The observed correlation between the increased serum concentrations of IL-17E and IL-17B indicates a link between them. IL-17E and IL-17B share a common source, lymphocytes. Therefore, they may play a role in immune, allergic, inflammatory and anti-infective responses. Other sources of IL-17B and IL-17E are fibroblasts, epithelial and endothelial cells, which are involved in fibrosis, angiogenesis and the immune response.
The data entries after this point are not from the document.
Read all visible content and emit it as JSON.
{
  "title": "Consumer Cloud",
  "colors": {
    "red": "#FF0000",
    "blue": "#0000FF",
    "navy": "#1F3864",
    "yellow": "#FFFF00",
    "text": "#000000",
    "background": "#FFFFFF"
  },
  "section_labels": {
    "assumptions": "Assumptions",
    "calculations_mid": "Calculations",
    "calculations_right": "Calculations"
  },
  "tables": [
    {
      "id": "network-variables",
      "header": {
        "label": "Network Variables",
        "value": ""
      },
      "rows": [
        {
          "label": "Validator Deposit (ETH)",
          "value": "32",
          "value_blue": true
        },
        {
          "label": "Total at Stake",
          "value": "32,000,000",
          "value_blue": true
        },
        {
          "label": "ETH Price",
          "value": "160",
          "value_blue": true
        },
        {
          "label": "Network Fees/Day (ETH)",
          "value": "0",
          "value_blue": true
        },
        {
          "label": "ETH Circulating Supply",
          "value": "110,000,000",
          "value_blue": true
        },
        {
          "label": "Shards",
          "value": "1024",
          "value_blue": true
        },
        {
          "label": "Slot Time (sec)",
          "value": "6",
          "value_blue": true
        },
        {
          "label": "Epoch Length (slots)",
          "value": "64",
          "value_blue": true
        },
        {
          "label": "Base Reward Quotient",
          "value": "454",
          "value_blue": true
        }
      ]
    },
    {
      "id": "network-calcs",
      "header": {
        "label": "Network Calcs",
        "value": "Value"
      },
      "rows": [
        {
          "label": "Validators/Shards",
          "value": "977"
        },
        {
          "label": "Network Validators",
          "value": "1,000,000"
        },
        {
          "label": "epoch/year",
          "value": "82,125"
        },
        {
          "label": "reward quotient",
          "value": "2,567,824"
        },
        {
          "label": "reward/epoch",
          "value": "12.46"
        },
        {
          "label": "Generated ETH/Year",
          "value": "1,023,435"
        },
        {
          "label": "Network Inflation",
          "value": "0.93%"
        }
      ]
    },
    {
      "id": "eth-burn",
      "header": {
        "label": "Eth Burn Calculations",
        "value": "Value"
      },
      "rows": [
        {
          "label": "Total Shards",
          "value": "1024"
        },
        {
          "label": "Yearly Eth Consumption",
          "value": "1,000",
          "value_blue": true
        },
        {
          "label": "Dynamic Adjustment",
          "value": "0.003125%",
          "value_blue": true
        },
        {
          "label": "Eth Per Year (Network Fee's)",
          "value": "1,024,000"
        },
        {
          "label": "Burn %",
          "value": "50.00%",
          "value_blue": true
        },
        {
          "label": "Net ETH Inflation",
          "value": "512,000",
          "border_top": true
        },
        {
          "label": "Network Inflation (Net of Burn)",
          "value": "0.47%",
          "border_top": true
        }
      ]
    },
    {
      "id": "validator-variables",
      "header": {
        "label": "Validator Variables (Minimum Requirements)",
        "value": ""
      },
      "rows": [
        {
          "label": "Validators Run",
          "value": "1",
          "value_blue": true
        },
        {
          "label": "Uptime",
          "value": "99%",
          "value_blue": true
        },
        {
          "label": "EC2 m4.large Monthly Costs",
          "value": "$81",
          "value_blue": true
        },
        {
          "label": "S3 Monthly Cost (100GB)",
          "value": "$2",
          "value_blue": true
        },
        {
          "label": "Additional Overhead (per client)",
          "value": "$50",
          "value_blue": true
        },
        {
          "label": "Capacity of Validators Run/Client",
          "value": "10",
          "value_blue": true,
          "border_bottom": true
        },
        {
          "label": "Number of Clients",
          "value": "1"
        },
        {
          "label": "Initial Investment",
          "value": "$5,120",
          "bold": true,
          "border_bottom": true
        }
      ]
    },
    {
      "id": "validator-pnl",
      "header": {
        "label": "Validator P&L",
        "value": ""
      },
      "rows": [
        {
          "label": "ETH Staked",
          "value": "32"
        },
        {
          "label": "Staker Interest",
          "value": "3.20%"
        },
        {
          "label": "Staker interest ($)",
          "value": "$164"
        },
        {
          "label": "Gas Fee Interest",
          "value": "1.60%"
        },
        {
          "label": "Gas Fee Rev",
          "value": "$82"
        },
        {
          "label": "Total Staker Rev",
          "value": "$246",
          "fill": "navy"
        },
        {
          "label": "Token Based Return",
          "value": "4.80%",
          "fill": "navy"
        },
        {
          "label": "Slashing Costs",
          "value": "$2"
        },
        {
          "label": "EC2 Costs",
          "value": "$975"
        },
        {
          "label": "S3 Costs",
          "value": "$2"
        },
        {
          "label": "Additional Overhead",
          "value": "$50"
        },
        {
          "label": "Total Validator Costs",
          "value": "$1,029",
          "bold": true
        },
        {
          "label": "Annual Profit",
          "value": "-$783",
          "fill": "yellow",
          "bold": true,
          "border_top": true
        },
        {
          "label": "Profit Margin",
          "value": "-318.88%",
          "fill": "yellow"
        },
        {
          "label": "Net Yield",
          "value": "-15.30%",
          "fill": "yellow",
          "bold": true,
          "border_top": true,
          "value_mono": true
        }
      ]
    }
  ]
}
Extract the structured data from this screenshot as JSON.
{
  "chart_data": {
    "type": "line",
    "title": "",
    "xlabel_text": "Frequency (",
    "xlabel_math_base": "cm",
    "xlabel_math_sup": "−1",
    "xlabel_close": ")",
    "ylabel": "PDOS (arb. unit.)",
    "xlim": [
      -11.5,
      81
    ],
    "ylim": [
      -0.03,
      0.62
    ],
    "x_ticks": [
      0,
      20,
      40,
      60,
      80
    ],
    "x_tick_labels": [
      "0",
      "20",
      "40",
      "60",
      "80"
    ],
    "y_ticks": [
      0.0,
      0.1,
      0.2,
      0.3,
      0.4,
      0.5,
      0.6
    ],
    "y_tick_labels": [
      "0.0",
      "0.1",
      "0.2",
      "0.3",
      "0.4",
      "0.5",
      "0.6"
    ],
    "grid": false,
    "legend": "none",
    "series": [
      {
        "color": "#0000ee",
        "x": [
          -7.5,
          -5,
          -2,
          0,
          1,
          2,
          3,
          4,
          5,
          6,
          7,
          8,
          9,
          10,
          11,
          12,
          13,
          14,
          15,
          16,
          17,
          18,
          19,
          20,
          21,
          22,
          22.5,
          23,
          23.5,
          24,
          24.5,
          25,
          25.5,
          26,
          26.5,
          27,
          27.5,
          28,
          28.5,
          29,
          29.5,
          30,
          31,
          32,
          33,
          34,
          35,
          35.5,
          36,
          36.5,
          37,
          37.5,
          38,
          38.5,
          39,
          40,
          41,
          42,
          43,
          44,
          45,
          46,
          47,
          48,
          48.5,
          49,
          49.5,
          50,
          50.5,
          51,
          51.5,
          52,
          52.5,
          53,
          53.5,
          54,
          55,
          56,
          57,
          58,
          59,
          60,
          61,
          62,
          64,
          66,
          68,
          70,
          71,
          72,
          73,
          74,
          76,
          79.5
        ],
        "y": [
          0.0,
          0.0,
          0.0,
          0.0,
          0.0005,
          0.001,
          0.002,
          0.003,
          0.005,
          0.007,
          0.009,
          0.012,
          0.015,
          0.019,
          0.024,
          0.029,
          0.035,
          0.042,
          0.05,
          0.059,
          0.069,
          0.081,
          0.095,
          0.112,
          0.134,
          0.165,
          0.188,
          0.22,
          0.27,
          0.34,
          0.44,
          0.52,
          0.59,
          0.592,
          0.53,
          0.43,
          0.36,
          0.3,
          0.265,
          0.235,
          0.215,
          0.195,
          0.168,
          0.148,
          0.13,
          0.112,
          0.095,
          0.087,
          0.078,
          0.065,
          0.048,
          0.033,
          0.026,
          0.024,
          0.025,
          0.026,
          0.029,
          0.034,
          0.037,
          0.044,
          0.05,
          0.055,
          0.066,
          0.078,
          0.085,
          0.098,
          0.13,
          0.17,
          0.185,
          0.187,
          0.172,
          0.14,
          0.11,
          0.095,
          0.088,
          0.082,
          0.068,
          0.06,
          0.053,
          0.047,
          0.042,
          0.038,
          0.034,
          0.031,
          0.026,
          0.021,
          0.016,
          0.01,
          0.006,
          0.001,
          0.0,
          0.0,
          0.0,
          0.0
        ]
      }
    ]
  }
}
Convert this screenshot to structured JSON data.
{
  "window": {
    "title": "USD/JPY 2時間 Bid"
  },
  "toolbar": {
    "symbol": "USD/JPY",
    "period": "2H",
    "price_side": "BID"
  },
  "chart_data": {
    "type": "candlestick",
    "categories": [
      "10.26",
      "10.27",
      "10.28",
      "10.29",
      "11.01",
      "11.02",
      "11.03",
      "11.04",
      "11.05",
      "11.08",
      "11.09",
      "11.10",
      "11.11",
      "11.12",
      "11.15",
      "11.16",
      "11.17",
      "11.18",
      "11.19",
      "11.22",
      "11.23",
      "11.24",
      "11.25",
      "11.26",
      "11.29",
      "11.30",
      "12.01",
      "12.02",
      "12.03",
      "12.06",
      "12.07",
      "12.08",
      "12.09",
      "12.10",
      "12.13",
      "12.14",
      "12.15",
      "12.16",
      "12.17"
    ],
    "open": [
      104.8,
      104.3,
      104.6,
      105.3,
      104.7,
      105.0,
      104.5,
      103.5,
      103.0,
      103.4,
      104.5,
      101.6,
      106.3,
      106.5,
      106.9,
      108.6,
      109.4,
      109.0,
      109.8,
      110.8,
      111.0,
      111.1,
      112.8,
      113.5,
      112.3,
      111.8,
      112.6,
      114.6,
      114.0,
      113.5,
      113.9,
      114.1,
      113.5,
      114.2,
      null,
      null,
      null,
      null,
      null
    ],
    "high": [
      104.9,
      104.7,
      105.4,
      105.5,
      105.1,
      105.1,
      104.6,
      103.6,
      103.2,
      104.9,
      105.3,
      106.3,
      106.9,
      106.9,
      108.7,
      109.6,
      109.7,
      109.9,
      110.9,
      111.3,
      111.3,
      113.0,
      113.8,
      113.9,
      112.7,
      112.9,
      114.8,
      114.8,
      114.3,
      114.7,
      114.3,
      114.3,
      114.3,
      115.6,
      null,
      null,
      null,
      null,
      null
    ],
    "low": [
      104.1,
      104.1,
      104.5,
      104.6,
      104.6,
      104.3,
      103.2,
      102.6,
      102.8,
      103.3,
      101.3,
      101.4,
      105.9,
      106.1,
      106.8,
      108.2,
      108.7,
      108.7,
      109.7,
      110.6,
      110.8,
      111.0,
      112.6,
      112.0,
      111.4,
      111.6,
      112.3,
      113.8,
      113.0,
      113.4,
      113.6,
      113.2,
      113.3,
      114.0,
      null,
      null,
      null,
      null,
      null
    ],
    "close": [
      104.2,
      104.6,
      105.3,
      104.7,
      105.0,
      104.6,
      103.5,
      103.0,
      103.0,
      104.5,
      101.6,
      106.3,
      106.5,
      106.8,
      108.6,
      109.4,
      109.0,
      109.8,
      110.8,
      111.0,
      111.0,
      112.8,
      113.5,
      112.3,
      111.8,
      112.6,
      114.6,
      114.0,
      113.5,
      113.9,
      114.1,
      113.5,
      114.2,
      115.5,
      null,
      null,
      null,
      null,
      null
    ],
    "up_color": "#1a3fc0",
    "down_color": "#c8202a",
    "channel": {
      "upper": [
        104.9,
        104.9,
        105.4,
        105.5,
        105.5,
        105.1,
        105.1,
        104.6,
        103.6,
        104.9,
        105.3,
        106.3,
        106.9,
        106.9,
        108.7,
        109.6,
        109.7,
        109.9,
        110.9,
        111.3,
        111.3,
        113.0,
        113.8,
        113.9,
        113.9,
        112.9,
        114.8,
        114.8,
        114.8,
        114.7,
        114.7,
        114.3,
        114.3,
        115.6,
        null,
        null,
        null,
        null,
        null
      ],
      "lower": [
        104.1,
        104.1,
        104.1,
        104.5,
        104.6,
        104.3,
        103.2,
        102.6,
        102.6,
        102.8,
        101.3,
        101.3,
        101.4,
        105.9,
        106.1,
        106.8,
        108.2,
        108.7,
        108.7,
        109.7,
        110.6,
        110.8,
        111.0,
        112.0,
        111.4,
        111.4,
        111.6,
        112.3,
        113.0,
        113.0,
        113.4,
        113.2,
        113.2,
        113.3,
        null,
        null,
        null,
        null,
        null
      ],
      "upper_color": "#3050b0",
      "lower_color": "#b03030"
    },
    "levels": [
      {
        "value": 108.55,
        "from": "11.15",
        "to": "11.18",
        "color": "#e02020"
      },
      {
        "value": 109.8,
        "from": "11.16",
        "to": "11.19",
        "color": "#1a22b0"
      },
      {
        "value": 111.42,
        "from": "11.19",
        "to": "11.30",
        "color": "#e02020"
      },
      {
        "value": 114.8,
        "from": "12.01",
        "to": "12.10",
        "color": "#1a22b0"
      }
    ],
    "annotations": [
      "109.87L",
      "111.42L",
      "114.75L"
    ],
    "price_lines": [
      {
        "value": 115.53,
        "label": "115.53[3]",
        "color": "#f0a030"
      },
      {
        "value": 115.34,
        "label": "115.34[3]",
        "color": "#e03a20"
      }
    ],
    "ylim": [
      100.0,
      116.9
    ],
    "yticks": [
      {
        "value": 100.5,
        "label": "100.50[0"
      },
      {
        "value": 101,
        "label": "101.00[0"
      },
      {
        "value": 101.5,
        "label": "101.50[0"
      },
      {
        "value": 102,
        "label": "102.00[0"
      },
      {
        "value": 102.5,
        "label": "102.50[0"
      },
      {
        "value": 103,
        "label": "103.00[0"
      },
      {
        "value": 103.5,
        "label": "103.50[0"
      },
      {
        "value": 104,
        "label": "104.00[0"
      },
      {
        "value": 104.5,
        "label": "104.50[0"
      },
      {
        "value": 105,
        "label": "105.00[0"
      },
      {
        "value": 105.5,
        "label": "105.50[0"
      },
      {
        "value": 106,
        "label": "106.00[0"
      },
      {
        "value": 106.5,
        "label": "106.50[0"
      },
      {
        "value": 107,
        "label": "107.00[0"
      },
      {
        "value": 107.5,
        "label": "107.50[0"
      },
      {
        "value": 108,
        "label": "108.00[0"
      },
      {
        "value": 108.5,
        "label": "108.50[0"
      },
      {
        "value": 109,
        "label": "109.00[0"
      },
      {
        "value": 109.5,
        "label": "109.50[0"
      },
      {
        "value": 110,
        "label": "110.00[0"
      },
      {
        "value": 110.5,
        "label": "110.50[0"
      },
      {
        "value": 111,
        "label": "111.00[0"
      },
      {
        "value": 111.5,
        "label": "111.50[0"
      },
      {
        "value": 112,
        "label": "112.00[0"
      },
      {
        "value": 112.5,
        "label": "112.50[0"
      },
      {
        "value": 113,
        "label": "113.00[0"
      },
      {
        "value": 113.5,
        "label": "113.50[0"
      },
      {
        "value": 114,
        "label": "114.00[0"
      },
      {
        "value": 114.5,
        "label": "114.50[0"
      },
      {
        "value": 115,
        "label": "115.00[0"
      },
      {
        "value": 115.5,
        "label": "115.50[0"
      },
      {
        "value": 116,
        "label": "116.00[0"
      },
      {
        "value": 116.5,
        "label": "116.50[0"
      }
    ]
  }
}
As these processes are involved in the pathogenesis of SSc, and fibrosis predominates with time, it may be helpful to monitor the level of the two cytokines in the course of SSc to assess the extent and staging of the disease.

In conclusion, increased synthesis of IL-17B, IL-17E and IL-17F appears to play a role in the pathogenesis of SSc, in contrast to IL-17A. Higher levels of IL-17B and IL-17E are associated with the development of both lSSc and dSSc, whereas IL-17F is associated with lSSc only. Further studies are needed to elucidate their role in the pathogenesis of the disease.

Acknowledgments

This work was supported by the Medical University of Lodz, Poland, Grant no. 503/1-152-01/503-11-002.

Conflict of interest

The authors declare no conflict of interest.